Рузвельт был мастером примирения. Будучи губернатором, он взял представителей рабочего класса, этнических избирателей Нью-Йорка, возглавляемых саше Таммани Холл, и объединил их в выигрышную комбинацию с консервативными, антигородскими аграрными избирателями северной части штата Нью-Йорк, для которых все, что было связано с машиной Таммани, исторически было анафемой. На протяжении десятилетия 1920-х годов он применял те же методы в национальном масштабе. В годы своего выздоровления от полиомиелита он часто бывал в центре гидротерапии в Уорм-Спрингс, штат Джорджия, используя его как своего рода посольство, из которого он осуществлял дипломатическую миссию по примирению с южным крылом своей партии.

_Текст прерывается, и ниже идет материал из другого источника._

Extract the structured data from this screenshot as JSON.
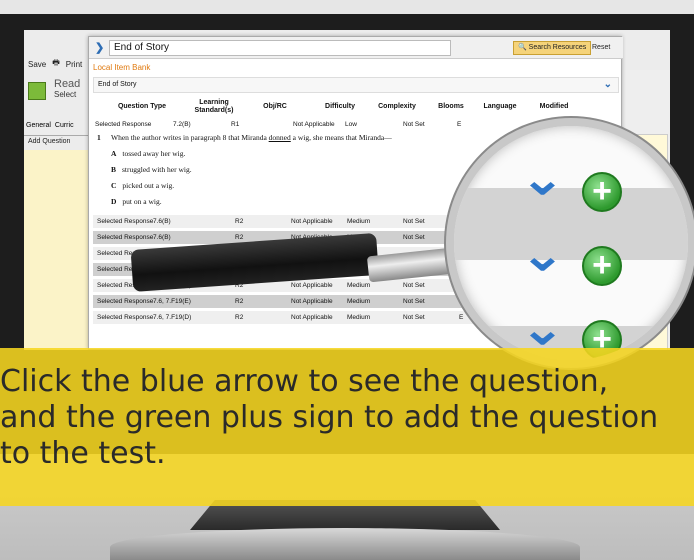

Рузвельт считал, что даже объединенная Демократическая партия, вероятно, не сможет выиграть президентские выборы, пока длится процветание республиканцев. Он говорил соратникам-демократам, что для достижения успеха их партии необходимо подождать, «пока республиканцы не введут нас в серьёзный период депрессии и безработицы», – показательное свидетельство его понимания взаимосвязи между экономическим кризисом и политическими возможностями.[166]166
  Frank Freidel, Franklin Roosevelt: The Ordeal (Boston: Little, Brown, 1954), 183.


[Закрыть]
На протяжении большей части 1920-х годов он не предполагал, что такая возможность откроется в ближайшем будущем. Он планировал восстановить своё разбитое тело, затем баллотироваться на пост губернатора Нью-Йорка в 1932 году и, возможно, на пост президента в 1936 году. Но в 1928 году Эл Смит убедил его выставить свою кандидатуру на пост губернатора Нью-Йорка, и он одержал внушительную победу, даже когда Смит потерпел унизительное поражение. Эта единственная победа в год правления республиканцев, а также огромное большинство голосов на перевыборах в 1930 году сделали Рузвельта лидером в борьбе за демократическую номинацию в 1932 году. Депрессия, наступившая быстрее и масштабнее, чем предполагал Рузвельт или кто-либо другой, теперь делала эту номинацию желанным призом.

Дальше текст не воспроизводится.